Per intendersi, solo spedire a dieci milioni di capifamiglia un libretto tipo la biografia di Berlusconi, come fece Forza Italia nel 2001, costerebbe 20 milioni di euro. Uno sproposito. E visto che ormai è chiaro a tutti che lo scontro di giugno sarà determinante per i futuri assetti del centrodestra, An per la prima volta nella sua storia ha deciso di "professionalizzare" la strategia elettorale. Basta con l'improvvisazione, insomma, arrivano gli spin-doctor.
I post-missini hanno arruolato una delle maggiori agenzie di comunicazione americane con filiale nel nostro paese: la Leo Burnett di Chicago. Gente che ha nel suo portafoglio clienti tipo Coca Cola, Mc Donald's o Eurodisney. Motto: "Conosci le regole, ma sii pronto a infrangerle". Specialisti che sanno il fatto loro, solo che stavolta non sono chiamati a vendere un prodotto qualsiasi, ma a ristrutturarlo (quasi) da capo. Poiché An, come ha messo in chiaro Fini con i suoi, ha evidentemente un problema. E il problema è proprio lui, Fini.
"Ormai l'esperienza ci ha insegnato che scontiamo due gap", ammette La Russa: "Quello di chi pensa sempre di votare An ma poi non si decide mai, e quello di chi decide di votare An ma poi all'ultimo minuto, nella cabina elettorale, cambia idea.
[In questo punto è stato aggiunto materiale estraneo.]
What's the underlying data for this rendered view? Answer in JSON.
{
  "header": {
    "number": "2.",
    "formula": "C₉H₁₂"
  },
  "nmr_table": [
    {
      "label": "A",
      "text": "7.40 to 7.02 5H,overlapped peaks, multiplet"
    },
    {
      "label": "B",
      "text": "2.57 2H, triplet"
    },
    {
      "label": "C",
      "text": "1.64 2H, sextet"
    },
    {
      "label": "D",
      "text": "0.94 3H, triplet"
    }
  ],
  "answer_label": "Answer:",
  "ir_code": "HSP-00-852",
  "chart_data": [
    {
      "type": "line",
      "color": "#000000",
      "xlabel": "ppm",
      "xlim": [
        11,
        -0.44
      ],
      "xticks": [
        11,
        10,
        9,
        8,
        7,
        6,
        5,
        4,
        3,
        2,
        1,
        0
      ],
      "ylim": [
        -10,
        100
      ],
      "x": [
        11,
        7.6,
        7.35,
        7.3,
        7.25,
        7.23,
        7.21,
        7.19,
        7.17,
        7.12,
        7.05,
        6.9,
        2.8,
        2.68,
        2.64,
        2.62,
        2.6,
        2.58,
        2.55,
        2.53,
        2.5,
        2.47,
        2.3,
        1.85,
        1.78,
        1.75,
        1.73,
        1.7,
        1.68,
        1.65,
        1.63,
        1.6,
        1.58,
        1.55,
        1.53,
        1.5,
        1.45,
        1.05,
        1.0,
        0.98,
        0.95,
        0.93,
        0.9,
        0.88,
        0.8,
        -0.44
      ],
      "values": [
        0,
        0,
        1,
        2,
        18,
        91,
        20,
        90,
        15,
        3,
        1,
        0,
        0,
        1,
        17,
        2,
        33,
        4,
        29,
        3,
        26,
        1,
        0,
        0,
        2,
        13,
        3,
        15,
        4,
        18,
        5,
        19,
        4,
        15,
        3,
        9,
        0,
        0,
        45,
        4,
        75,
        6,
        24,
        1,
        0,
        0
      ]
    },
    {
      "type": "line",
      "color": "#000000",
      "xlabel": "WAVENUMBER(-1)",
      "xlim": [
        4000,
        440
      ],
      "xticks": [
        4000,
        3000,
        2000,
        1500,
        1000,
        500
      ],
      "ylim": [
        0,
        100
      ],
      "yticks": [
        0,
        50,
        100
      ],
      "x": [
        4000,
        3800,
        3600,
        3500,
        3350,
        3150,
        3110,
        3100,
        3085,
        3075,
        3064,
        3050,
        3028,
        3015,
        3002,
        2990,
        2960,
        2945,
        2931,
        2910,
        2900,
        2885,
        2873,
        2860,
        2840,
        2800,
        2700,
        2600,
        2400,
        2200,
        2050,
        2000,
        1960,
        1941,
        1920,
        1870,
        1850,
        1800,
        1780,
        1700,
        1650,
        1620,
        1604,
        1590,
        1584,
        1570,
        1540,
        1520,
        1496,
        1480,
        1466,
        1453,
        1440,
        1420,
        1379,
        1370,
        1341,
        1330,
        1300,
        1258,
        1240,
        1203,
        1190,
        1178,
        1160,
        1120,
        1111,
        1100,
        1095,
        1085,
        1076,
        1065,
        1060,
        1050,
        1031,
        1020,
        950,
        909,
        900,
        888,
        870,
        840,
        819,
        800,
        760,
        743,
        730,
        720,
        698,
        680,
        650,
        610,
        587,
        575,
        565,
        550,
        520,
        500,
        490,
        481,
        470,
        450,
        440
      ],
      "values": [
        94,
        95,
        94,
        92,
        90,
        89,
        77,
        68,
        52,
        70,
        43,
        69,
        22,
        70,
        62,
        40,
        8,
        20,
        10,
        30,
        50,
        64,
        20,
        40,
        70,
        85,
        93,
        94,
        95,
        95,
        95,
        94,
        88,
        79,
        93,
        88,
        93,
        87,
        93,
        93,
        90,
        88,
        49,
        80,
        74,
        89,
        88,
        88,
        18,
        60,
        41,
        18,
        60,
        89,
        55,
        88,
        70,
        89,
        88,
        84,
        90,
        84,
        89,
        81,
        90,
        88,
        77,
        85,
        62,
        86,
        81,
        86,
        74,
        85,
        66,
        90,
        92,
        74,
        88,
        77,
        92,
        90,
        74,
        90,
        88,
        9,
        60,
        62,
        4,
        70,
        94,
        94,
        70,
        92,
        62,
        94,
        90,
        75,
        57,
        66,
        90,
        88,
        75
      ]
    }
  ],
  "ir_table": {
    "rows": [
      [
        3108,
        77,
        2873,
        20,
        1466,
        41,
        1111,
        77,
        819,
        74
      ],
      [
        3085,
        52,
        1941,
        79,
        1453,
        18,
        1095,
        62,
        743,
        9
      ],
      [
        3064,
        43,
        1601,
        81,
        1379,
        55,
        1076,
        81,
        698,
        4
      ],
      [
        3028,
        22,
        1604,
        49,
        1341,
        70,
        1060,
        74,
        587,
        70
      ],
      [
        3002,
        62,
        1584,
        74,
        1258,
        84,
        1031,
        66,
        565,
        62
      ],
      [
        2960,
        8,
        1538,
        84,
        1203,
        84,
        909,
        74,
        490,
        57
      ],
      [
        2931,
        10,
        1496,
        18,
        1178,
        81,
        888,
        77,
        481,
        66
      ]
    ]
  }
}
Perché? Perché Fini attrae moltissimi consensi, sulla scheda elettorale però l'elettore non trova Fini, trova il simbolo di An e si blocca". I manager della Leo Burnett si sono concentrati dunque sull'elettorato potenziale. Per prima cosa, però, non hanno messo sotto osservazione gli elettori, come si sarebbero aspettati in via della Scrofa, bensì il partito.
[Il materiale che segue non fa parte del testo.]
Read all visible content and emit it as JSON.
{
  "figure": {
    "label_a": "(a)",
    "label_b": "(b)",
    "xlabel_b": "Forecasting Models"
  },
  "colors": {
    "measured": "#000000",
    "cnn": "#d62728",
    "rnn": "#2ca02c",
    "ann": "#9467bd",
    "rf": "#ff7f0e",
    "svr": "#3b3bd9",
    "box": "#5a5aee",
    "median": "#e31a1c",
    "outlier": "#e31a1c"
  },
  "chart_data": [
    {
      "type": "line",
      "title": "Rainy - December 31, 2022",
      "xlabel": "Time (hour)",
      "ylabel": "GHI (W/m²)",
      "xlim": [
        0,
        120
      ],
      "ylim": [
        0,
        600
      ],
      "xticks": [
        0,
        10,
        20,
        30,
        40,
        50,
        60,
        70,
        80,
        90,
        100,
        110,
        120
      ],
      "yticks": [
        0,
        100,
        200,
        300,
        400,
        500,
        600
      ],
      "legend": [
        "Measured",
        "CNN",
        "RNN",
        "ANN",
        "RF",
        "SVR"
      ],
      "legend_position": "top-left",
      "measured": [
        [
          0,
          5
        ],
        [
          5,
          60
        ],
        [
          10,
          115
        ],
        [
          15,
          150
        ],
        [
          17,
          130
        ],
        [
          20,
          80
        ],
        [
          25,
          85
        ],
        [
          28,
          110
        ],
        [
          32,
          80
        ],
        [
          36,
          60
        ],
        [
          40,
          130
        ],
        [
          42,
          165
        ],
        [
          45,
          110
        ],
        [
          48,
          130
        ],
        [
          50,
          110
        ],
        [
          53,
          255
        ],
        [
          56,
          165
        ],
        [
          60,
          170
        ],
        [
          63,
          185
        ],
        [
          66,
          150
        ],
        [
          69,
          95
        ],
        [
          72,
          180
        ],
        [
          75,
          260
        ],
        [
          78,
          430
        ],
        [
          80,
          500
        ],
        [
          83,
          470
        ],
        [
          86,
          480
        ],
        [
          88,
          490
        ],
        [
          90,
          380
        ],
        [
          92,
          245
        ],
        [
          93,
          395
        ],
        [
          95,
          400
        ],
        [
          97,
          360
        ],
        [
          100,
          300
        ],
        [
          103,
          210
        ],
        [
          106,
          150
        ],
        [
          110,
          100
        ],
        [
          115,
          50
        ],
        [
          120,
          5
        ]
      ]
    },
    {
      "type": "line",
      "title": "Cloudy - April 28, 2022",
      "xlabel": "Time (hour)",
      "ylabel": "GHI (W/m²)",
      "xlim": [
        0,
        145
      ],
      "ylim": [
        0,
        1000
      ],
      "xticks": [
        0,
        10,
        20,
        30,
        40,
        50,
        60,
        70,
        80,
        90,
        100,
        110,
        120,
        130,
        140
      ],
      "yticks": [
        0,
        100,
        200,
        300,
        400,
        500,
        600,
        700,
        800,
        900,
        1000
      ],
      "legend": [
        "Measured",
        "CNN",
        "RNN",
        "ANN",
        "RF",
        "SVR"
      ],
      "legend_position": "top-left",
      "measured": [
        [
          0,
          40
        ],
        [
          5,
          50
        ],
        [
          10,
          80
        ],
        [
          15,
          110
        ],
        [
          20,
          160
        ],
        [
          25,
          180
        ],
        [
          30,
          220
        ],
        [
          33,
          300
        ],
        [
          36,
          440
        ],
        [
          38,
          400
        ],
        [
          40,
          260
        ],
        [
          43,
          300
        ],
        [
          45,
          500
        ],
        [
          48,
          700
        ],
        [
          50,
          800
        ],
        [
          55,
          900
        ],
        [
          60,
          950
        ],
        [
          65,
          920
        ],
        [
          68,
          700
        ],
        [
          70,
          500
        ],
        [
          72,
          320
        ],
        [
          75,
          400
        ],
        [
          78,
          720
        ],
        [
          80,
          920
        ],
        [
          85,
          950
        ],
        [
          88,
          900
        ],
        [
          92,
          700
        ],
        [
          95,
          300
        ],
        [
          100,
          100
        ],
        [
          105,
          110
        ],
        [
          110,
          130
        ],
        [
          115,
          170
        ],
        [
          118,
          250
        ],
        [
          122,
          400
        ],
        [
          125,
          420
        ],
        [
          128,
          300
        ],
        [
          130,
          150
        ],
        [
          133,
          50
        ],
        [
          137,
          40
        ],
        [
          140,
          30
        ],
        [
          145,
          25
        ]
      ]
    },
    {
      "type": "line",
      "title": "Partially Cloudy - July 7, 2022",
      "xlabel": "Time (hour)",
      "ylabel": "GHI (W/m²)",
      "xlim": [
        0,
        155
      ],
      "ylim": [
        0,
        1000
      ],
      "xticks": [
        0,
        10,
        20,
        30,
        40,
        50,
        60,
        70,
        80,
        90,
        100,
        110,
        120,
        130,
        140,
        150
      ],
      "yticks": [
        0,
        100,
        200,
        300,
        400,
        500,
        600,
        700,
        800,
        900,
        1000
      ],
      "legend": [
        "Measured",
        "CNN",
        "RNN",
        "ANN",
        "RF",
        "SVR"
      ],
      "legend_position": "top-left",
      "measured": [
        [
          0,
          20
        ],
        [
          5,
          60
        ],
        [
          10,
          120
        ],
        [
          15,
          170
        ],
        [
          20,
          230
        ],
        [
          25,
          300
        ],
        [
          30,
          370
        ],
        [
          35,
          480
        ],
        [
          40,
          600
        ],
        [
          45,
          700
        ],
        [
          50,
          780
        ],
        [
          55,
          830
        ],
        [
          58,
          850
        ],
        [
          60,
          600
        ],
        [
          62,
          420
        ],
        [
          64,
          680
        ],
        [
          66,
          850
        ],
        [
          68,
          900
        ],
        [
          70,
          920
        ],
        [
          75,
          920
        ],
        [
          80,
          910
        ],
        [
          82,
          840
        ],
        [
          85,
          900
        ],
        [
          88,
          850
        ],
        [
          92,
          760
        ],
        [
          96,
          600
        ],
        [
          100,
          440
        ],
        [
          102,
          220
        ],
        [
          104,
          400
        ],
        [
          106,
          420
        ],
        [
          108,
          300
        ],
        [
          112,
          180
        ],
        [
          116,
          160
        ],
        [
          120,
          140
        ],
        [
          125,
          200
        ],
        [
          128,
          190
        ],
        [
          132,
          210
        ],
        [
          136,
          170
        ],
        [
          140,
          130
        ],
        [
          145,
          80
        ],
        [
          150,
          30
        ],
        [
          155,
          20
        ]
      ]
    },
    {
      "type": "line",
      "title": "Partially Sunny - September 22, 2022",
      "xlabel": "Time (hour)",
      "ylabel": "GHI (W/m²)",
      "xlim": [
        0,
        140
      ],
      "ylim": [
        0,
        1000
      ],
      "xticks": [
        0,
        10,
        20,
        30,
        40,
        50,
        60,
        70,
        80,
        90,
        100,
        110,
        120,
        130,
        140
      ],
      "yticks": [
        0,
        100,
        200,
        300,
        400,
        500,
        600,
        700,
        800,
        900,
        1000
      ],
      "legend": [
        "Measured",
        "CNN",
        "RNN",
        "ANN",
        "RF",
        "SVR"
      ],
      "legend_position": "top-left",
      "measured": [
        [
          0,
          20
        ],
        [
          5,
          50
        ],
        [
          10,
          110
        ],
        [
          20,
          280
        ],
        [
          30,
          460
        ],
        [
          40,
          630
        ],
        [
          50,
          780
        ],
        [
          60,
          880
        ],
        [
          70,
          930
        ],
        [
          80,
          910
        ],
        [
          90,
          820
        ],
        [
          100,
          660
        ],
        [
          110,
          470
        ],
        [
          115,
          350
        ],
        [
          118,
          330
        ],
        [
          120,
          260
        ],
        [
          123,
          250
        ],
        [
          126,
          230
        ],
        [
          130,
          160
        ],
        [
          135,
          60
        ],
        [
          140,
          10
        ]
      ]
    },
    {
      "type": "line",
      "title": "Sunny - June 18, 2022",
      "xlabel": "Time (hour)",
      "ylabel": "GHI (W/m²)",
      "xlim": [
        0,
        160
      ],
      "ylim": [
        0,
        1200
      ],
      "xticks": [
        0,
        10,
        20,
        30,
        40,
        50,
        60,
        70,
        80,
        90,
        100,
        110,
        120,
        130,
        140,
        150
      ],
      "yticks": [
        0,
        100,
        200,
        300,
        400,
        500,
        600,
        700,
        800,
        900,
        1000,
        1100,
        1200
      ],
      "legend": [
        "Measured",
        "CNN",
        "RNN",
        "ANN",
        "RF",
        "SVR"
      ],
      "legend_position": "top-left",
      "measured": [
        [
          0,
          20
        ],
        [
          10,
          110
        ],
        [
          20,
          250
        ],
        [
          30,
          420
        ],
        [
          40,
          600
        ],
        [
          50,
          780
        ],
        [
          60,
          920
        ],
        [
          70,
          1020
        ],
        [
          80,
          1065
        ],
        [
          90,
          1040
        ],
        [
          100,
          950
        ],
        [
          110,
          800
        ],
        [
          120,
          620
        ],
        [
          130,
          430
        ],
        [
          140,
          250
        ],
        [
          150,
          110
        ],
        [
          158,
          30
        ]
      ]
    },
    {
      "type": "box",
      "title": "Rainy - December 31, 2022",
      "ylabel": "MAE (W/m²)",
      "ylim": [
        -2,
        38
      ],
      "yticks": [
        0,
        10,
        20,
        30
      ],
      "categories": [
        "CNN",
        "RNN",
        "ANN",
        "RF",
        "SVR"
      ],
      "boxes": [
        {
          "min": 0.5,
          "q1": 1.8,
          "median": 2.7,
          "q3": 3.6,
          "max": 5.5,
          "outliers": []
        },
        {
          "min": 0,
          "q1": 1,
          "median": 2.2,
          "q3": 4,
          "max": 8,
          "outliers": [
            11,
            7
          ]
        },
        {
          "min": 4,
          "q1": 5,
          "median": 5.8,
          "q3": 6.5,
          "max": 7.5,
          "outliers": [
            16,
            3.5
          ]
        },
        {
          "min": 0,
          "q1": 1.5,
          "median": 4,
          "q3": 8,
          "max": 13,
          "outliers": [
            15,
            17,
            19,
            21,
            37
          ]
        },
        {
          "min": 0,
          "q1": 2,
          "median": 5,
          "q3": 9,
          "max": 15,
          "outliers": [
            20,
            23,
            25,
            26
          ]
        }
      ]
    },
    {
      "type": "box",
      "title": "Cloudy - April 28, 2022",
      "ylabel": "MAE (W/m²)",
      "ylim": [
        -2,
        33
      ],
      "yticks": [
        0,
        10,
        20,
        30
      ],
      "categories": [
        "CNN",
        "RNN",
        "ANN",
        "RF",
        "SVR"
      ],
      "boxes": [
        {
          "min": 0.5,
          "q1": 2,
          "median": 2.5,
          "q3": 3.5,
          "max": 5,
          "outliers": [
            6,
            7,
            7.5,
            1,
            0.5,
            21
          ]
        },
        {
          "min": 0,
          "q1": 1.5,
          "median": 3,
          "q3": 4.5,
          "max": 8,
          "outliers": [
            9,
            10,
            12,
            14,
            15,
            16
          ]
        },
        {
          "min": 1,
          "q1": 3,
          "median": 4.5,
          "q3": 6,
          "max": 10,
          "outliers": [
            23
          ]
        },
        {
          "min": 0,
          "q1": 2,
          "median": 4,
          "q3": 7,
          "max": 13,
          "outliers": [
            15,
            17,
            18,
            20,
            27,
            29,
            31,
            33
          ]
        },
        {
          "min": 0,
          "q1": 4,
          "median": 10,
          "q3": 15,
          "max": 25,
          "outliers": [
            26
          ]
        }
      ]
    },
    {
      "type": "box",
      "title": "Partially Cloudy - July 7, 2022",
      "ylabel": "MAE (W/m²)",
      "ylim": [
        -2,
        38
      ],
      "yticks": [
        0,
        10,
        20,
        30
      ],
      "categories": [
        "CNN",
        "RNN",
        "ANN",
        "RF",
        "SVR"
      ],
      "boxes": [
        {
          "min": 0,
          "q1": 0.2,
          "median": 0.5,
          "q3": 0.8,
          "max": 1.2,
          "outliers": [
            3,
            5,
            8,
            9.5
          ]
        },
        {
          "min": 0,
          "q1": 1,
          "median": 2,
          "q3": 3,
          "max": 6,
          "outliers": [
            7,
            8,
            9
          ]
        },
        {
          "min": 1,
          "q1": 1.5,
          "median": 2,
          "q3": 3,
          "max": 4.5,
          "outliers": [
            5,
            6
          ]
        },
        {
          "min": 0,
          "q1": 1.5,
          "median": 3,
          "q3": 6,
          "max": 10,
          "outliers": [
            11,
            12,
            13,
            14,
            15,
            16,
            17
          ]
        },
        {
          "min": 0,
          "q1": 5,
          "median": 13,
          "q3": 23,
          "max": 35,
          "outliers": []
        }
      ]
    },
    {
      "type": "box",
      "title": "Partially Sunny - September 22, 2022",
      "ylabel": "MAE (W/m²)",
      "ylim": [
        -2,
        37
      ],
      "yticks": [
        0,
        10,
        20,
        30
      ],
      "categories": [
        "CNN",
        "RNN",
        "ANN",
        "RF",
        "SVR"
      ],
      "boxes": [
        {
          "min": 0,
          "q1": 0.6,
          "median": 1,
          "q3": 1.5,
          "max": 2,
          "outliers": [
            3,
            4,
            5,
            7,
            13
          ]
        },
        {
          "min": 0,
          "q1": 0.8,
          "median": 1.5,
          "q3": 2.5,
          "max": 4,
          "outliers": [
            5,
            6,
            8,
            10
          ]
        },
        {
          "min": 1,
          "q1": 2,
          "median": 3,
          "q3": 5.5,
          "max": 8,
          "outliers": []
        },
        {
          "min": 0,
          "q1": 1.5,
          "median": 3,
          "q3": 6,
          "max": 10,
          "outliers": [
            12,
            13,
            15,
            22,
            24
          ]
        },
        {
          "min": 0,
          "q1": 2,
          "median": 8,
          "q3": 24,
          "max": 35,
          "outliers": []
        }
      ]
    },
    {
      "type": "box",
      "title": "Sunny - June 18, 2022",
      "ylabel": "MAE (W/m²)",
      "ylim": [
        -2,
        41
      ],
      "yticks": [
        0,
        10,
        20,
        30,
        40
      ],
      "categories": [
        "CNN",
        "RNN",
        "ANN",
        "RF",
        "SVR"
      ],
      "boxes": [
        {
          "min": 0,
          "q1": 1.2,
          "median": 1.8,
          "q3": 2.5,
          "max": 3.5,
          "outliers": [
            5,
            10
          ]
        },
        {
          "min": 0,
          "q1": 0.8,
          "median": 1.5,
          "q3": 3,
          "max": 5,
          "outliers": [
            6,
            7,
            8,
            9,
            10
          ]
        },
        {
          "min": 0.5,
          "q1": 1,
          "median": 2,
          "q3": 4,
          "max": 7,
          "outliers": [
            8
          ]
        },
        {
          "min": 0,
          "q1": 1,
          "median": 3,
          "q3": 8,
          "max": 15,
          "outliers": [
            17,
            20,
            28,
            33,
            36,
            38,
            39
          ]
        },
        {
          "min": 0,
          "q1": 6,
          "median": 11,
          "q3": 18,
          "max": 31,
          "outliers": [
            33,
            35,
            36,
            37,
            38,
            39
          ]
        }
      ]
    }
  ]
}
Per due settimane consecutive hanno riunito a Roma una cinquantina di esponenti di vario livello - da Fini e i ministri giù giù fino al semplice iscritto - diversi anche per sesso, età, occupazione. Rappresentativi, insomma, dell'universo post-missino. A loro, nel corso di due focus-group, hanno posto una serie di domande dettagliate, prendendo accuratamente nota delle risposte, su aspettative, obiettivi, orientamenti, facendo molta attenzione a che tutto non si risolvesse in uno sfogatoio di sogni impossibili. Sono emersi i paletti entro cui dovrà muoversi la destra nei prossimi tre mesi.
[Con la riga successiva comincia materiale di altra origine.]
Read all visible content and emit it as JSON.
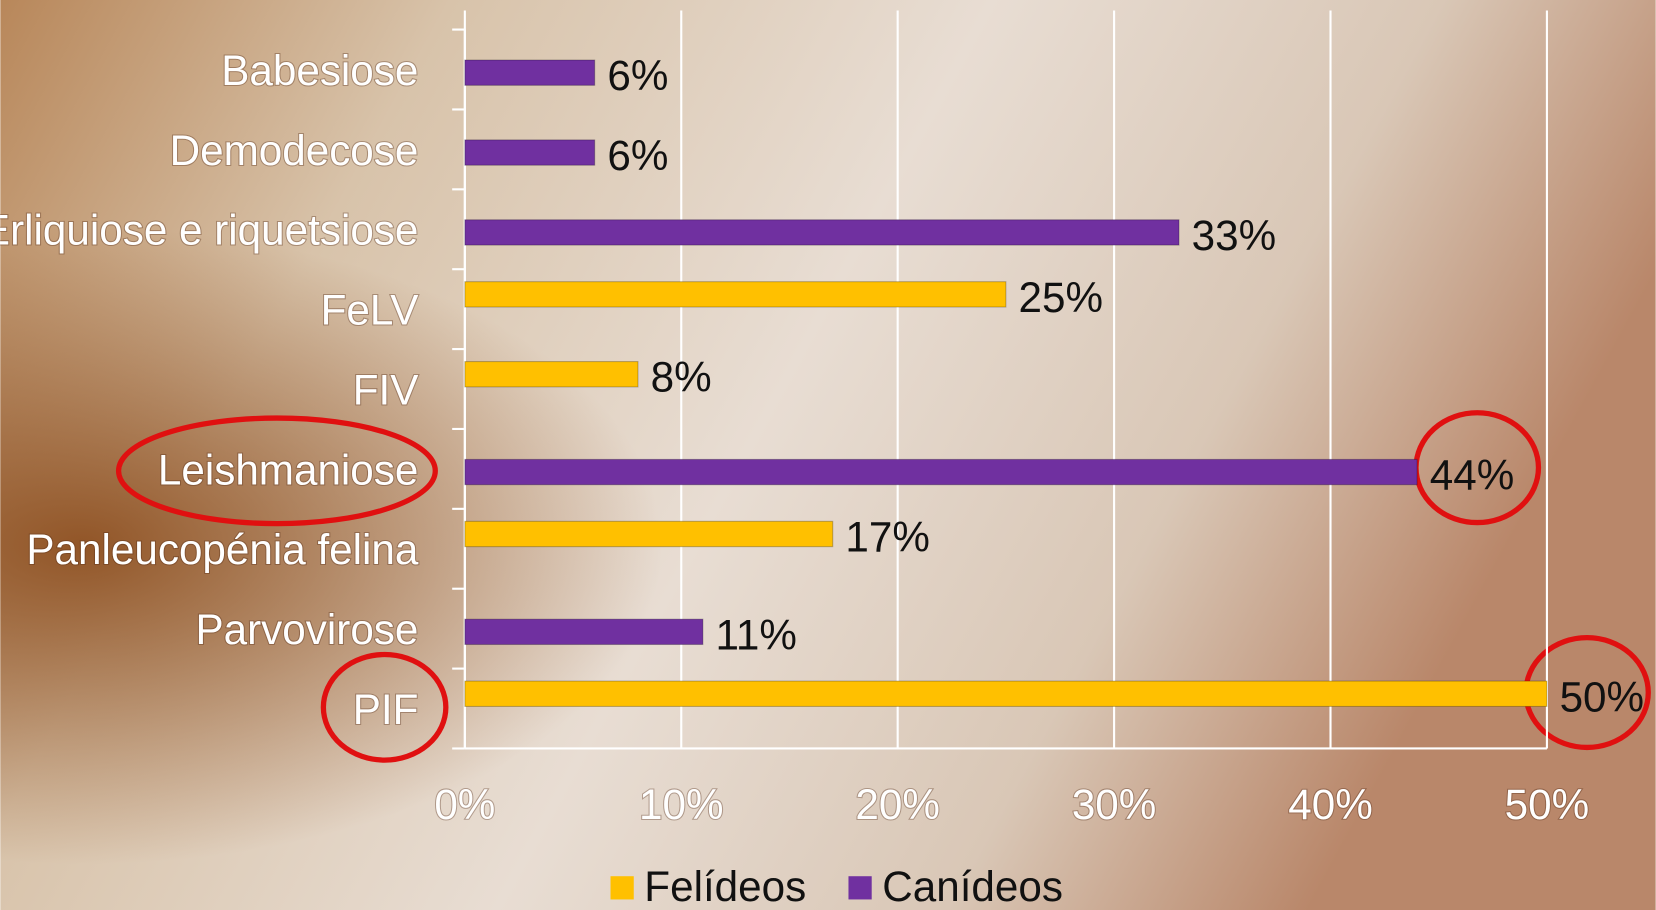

Primo: "Inutile pompare troppo Fini in campagna elettorale se poi tanto il simbolo da votare è quello di An". Il che non vuol dire, come pure qualcuno aveva già proposto, mettere il nome del vicepremier sulla scheda elettorale, bensì "avvicinare di più il partito a Fini". Altro problema emerso chiaramente: "Bisogna scongiurare ad ogni costo che la campagna elettorale si trasformi in un referendum Berlusconi-Prodi, perché sennò gli altri partiti rischiano di fare la fine dei vasi di coccio fra i due vasi di ferro". E ancora: "An arriva sempre spompata alla fine delle campagne elettorali, invece deve imparare a dosare meglio le energie".
Per dimostrare, allora, che An è sul serio una forza moderata ed europea che sa stare al passo col suo leader moderato ed europeo, Fini e il partito hanno in agenda da qui alle elezioni quindici appuntamenti "a tema" in giro per l'Italia. Si parte subito. Martedì 10 il vicepremier sarà a Padova per celebrare alla fondazione Perlasca il ricordo delle vittime delle Foibe.
Lo stesso giorno alla Camera si vota la proposta di legge di An per istituire la giornata della memoria per Istria e Dalmazia, e in tutti i capoluoghi il partito organizzerà degli "An-point" che rilanceranno nelle piazze l'iniziativa. Seguiranno giornate su droga, scuola, sicurezza, pensioni, risparmio (naturalmente, a Parma), immigrazione e tutto il resto. Insomma, le cose da dire non mancano, il problema, confessa La Russa, è semmai riuscire a comunicare capillarmente questo patrimonio. "Senza lifting...", ha sorriso malizioso Fini, strappando una risata liberatoria ai suoi. La sfida, come si diceva, è cominciata.